A brief history of St Johns Hospital
at Howden
St Johns was built in 1989 at the heart of Livingston, a new
town built around an influx of factory developments. West Lothian
Healthcare NHS Trust is an integrated trust providing both primary
(GP and community) and secondary (hospital) care for the population
of West Lothian, part of West Edinburgh, and, for some specialist
services, for the south-east of Scotland. It is unique among Scottish
trusts in providing such a broad range of health care, as other
trusts provide either primary or secondary care, not both. It consists
of one large acute hospital, St John's Hospital; a psychiatric hospital,
Bangour Village Hospital (see background below); two small hospitals
for the elderly, St Michaels Hospital and Tippethill House;
and a wide range of outreach services, community health and GP services,
based in a number of associated premises including some 12 health
centres and clinics.
Please visit these websites for full details:
www.show.scot.nhs.uk/wlt/index.asp
A brief history of Bangour Village Hospital
By the beginning of the twentieth century the problem of mental
illness in Edinburgh had become acute, and the need for a new psychiatric
hospital was pressing. Situated 14 miles from Edinburgh in Bangour,
near Broxburn, the hospital design was based on the Alt-Scherbitz
asylum near Leipzig in Germany built on the utopian model of a village
including a railway station and green, but the initial buildings
were constructed hurriedly and were very basic temporary structures.
The first patients from the Royal Edinburgh Asylum were transferred
to Bangour in 1904, and the hospital was officially opened in 1906.
In 1915 Bangour Village Hospital was taken over by the War Office
as a military hospital and its patients were transferred to asylums
around the country. The numbers of staff and beds were increased
substantially to cater for the influx of wounded soldiers who began
to arrive in June of that year. By 1918 the hospital had reached
a record capacity of 3000 patients, crammed into wards, huts and
specially erected marquees.
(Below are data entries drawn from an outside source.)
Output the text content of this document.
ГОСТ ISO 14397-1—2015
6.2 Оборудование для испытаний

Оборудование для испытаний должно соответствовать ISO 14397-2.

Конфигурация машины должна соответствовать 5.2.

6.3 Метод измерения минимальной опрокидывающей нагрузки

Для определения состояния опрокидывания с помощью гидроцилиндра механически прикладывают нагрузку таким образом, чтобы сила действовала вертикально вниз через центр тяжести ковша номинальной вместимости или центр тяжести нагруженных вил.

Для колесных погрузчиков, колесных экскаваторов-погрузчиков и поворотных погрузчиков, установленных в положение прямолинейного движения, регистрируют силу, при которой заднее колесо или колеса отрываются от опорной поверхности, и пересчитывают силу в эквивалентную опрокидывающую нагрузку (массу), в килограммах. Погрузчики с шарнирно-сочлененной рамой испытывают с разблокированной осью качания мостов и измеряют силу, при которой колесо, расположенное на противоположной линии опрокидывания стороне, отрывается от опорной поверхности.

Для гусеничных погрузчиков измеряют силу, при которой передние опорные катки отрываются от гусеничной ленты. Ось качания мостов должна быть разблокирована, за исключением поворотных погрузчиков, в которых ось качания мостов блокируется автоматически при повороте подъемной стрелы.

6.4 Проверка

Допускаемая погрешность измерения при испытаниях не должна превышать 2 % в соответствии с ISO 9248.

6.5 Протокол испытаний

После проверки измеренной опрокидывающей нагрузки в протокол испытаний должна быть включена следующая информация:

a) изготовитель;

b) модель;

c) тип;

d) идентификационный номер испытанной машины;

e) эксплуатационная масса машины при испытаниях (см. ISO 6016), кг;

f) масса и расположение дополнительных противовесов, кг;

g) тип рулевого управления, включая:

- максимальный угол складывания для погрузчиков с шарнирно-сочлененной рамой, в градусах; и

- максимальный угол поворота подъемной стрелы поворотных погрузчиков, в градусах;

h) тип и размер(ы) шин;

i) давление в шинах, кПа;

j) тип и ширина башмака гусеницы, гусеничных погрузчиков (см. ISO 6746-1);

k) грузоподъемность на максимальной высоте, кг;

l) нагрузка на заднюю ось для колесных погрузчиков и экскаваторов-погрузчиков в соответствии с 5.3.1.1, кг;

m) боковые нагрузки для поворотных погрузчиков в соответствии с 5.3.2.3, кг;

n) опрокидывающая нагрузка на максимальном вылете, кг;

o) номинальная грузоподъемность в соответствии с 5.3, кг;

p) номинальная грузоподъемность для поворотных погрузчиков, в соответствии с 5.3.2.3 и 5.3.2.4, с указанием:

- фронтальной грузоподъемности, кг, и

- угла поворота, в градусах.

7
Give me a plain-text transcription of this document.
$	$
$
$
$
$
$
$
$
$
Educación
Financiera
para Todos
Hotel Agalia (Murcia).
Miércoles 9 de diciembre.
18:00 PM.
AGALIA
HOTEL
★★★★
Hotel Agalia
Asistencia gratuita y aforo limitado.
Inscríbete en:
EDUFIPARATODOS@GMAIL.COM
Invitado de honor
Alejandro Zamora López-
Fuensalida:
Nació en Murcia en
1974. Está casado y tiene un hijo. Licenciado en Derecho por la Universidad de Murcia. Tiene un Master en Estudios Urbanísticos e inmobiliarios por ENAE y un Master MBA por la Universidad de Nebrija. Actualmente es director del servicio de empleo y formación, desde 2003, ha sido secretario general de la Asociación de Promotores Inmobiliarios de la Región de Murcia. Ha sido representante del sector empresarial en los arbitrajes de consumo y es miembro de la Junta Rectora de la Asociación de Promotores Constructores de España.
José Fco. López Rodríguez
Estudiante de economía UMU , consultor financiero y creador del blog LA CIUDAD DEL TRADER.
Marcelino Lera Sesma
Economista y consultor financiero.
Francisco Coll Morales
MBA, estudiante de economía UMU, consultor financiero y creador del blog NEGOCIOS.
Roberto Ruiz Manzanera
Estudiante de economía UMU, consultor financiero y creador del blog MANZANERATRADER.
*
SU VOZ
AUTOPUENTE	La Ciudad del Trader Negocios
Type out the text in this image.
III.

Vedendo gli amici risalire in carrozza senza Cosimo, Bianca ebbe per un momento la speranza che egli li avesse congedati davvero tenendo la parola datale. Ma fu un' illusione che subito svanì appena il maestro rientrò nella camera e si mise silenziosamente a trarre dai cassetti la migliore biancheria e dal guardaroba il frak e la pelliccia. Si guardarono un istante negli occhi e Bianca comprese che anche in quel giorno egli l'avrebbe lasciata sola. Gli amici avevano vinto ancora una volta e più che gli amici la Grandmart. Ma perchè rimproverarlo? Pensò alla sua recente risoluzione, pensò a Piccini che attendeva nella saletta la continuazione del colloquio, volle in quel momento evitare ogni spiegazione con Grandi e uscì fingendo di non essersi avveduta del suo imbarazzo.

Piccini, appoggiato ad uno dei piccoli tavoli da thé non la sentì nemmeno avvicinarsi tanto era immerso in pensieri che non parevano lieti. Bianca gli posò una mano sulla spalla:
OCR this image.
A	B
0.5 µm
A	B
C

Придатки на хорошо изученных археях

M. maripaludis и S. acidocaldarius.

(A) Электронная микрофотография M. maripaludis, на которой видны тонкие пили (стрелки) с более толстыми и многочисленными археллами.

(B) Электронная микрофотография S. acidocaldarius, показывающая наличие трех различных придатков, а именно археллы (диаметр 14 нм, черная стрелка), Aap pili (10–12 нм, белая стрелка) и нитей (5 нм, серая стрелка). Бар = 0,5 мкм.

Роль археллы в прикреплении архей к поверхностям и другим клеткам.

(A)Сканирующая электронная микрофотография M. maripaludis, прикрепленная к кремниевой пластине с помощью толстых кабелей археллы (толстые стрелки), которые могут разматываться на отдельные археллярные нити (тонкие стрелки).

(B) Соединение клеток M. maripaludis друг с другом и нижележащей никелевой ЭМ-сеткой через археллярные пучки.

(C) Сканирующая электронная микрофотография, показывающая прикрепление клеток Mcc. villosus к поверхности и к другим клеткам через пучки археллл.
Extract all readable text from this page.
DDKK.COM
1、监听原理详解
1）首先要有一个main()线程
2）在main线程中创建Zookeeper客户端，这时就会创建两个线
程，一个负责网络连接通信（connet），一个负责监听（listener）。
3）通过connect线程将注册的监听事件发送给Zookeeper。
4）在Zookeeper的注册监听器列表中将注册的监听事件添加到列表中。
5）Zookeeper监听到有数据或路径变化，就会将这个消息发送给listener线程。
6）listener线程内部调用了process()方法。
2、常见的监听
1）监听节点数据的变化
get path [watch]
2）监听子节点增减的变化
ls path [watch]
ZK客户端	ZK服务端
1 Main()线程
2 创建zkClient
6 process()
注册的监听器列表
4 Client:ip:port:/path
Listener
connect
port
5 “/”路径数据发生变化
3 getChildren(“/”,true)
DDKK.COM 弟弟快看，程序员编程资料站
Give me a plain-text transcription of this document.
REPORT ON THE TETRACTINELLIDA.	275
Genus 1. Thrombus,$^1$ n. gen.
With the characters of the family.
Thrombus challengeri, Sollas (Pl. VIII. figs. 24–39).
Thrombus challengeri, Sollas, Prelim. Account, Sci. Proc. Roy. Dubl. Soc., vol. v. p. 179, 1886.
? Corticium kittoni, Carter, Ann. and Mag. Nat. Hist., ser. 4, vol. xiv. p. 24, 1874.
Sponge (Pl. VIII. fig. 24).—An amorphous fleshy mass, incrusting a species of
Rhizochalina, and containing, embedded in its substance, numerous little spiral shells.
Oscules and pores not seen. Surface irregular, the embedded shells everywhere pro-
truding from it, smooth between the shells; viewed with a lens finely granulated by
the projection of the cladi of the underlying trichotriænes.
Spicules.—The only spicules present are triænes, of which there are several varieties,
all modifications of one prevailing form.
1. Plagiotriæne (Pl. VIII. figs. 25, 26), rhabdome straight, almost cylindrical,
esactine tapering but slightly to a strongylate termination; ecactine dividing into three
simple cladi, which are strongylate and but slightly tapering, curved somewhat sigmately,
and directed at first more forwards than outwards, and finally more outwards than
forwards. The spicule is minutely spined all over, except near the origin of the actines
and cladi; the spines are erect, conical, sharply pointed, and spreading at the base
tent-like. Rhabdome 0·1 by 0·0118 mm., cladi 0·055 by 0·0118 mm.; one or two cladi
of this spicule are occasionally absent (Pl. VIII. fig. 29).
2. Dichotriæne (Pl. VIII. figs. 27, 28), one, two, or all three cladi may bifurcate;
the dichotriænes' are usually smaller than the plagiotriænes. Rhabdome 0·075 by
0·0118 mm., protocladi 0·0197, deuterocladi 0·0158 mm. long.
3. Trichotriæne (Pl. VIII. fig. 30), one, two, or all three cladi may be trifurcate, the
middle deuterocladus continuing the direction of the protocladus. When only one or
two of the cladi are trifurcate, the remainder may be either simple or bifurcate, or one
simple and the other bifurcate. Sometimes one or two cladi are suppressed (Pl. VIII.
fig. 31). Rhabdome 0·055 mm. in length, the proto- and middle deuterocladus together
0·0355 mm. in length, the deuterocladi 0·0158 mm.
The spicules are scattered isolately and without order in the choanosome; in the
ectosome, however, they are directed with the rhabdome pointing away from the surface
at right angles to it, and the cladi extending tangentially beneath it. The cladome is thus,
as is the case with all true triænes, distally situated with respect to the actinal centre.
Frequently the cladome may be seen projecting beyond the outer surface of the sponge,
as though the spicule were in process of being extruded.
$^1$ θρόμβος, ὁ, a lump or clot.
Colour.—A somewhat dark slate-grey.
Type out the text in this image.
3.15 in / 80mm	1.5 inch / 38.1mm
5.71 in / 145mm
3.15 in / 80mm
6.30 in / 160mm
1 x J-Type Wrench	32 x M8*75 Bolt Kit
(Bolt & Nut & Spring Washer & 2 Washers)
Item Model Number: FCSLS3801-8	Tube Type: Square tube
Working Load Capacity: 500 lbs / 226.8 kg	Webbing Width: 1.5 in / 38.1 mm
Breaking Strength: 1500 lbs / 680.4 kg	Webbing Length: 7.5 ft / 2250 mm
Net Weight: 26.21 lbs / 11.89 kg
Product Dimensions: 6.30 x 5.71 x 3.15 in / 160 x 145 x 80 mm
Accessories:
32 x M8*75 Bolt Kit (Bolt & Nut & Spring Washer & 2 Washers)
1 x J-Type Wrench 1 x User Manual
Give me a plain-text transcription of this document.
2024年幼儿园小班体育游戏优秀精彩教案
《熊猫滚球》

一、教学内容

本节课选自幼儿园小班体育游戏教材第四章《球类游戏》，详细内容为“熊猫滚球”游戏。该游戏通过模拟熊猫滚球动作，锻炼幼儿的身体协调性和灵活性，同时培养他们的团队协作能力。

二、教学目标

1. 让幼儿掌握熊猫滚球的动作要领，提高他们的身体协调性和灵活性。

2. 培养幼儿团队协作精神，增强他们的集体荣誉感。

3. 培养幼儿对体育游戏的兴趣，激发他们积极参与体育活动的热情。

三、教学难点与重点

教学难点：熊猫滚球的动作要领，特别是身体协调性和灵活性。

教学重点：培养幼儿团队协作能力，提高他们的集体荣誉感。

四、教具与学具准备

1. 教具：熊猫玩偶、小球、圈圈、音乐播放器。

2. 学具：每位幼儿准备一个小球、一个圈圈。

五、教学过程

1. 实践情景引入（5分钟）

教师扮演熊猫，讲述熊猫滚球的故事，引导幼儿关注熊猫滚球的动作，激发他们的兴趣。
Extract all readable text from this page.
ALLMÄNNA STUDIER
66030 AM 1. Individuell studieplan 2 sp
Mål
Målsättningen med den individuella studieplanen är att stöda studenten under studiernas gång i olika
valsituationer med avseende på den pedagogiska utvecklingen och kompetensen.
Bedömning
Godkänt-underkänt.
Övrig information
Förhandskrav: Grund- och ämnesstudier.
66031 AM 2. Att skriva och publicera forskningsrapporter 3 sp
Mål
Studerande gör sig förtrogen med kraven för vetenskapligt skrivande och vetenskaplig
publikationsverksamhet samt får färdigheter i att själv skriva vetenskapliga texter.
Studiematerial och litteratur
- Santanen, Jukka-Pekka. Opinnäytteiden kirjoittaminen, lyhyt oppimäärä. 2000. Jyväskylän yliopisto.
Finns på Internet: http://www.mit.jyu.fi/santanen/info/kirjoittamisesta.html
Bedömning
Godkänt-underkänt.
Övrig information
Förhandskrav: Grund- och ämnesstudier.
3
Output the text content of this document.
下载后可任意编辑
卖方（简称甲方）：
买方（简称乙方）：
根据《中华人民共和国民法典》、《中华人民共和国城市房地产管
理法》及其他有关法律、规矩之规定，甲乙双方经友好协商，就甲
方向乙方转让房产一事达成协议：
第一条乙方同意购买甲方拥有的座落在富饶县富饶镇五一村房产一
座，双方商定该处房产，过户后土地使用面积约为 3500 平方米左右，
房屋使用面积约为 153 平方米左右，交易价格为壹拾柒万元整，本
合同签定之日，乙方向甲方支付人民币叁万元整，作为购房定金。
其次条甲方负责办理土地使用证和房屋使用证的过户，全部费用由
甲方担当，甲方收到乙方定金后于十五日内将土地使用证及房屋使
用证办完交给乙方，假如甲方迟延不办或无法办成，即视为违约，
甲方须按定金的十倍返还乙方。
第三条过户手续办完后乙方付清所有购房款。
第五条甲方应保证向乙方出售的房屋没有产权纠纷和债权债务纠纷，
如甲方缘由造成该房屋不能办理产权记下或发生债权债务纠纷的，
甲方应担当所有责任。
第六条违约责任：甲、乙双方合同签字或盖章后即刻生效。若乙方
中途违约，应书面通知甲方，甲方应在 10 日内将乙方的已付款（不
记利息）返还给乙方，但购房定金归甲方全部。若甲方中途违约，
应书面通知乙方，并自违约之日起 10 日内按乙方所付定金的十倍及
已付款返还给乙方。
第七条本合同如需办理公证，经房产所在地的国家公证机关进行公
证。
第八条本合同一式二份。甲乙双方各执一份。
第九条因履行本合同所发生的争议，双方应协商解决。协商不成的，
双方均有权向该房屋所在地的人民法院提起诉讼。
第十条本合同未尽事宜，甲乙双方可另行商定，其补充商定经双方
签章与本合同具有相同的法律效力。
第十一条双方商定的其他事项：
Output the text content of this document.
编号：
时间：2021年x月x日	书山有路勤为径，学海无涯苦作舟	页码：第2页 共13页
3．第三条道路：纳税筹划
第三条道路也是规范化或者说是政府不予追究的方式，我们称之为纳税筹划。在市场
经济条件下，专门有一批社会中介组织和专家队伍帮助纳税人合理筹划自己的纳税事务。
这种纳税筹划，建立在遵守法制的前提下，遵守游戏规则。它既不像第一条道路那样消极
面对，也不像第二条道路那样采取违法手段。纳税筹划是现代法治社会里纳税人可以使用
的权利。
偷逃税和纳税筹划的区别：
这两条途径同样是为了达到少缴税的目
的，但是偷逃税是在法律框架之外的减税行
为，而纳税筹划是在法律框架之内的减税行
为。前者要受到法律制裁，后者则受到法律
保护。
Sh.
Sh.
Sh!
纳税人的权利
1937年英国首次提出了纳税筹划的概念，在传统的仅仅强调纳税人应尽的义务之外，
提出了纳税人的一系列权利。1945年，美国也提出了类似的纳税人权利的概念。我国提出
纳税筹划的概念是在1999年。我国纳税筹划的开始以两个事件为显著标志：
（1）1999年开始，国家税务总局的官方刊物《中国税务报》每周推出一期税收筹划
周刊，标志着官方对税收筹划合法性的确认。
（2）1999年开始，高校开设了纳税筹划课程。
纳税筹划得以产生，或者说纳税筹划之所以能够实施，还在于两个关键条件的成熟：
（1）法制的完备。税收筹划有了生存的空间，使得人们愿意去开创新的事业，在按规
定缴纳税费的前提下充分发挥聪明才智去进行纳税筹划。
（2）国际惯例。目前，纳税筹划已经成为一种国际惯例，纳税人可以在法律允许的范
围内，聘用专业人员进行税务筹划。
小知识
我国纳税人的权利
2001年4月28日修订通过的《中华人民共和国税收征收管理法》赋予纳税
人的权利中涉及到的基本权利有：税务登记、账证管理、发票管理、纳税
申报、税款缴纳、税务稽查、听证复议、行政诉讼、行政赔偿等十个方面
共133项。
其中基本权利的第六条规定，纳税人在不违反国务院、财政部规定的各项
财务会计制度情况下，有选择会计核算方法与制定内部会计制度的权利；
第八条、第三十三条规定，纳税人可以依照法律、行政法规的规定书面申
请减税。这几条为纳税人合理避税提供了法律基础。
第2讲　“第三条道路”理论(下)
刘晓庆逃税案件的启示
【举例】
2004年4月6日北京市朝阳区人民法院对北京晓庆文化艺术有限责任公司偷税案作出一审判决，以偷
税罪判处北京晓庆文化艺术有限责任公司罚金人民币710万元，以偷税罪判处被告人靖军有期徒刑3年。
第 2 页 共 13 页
Bangour reopened as a psychiatric hospital
in 1922. After the war, in commemoration of the vital role played
by the hospital, Bangour Village Church was erected and opened in
1929.
However in 1939 the hospital again became the Edinburgh War Hospital,
with an additional annexe, which became Bangour General Hospital.
In the 1950s Bangour Village Hospital began to take patients from
West Lothian as well as Edinburgh, finally ceasing to take Edinburgh
patients in 1974. Bangour Village Hospital was sold for real estate
in 2002 with most patients being redirected to St Johns Hospital
and placed back into the community as part of the governments
Care in the Community programme. Early in 2004 the hospital buildings
were used as a set for The Jacket, a Hollywood film produced
by the American actor George Clooney.